From ebb718a5c7240f6ffb308e0d0b67a92c3b63b91c Mon Sep 17 00:00:00 2001
From: Eric Blake <eblake@redhat.com>
Date: Wed, 25 May 2016 21:48:49 -0600
Subject: [PATCH 05/31] qcow2: Catch more unaligned write_zero into zero
 cluster

is_zero_cluster() and is_zero_cluster_top_locked() are used only
by qcow2_co_write_zeroes().  The former is too broad (we don't
care if the sectors we are about to overwrite are non-zero, only
that all other sectors in the cluster are zero), so it needs to
be called up to twice but with smaller limits - rename it along
with adding the neeeded parameter.  The latter can be inlined for
more compact code.

The testsuite change shows that we now have a sparser top file
when an unaligned write_zeroes overwrites the only portion of
the backing file with data.

Based on a patch proposal by Denis V. Lunev.

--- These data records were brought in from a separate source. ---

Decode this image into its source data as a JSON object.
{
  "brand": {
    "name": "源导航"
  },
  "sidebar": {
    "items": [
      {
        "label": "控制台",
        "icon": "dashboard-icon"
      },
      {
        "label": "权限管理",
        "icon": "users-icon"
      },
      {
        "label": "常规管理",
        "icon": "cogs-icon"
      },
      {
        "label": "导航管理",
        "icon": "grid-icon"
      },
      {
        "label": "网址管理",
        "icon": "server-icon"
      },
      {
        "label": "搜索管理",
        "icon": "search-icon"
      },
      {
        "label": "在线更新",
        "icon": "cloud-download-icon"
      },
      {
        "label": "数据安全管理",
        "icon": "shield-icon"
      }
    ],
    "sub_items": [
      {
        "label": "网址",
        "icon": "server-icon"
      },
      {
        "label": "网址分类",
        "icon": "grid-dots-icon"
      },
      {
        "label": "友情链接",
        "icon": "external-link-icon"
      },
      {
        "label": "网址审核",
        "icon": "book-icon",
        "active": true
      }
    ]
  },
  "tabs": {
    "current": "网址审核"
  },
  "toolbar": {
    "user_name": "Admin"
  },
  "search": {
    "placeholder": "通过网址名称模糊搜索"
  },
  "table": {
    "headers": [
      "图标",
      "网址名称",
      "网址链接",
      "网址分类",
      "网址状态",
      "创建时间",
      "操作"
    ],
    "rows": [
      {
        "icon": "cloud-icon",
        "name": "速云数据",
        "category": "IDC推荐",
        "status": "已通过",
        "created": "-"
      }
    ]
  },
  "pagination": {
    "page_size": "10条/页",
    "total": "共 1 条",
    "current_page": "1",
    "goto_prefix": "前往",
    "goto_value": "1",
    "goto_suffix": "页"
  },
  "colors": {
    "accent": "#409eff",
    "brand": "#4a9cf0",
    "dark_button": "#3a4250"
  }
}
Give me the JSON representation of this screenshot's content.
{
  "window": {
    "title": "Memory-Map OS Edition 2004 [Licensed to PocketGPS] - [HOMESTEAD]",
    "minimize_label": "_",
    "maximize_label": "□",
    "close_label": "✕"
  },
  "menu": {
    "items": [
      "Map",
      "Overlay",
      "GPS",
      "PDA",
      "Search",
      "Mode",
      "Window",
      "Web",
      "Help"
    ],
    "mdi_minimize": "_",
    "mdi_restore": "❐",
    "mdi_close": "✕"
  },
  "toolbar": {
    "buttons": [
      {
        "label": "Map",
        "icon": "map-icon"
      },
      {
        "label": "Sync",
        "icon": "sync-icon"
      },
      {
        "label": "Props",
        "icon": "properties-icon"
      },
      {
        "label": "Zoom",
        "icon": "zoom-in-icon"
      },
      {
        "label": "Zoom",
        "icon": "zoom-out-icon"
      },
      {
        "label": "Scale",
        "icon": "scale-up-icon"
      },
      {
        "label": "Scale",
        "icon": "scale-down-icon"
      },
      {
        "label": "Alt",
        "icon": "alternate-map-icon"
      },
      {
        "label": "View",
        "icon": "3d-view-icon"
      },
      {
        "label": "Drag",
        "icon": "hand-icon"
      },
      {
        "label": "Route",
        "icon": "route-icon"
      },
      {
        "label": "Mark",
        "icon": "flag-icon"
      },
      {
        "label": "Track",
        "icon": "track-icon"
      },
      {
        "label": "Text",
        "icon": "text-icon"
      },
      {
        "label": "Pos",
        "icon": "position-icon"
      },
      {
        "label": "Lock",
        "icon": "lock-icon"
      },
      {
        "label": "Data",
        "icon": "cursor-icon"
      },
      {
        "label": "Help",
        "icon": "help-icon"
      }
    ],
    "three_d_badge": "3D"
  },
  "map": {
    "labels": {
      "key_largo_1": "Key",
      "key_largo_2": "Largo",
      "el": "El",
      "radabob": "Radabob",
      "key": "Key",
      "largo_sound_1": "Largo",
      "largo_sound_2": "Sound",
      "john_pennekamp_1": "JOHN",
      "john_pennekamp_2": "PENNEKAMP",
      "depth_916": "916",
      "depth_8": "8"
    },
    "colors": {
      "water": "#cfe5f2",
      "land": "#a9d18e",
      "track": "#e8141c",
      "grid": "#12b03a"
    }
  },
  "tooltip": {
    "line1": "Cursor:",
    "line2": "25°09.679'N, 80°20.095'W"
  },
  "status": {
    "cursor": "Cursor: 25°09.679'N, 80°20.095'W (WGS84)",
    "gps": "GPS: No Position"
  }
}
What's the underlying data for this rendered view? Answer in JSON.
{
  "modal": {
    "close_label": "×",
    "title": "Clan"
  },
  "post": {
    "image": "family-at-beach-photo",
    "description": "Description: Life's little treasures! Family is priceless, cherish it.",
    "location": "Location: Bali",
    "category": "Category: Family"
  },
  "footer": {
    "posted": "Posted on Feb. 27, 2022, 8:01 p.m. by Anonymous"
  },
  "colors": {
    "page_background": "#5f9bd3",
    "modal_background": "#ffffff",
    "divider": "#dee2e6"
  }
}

CC: Denis V. Lunev <den@openvz.org>
Signed-off-by: Eric Blake <eblake@redhat.com>
Reviewed-by: Denis V. Lunev <den@openvz.org>
Signed-off-by: Kevin Wolf <kwolf@redhat.com>
---
 block/qcow2.c              | 47 +++++++++++++++++++-------------------
 tests/qemu-iotests/154.out |  8 +++----
 2 files changed, 27 insertions(+), 28 deletions(-)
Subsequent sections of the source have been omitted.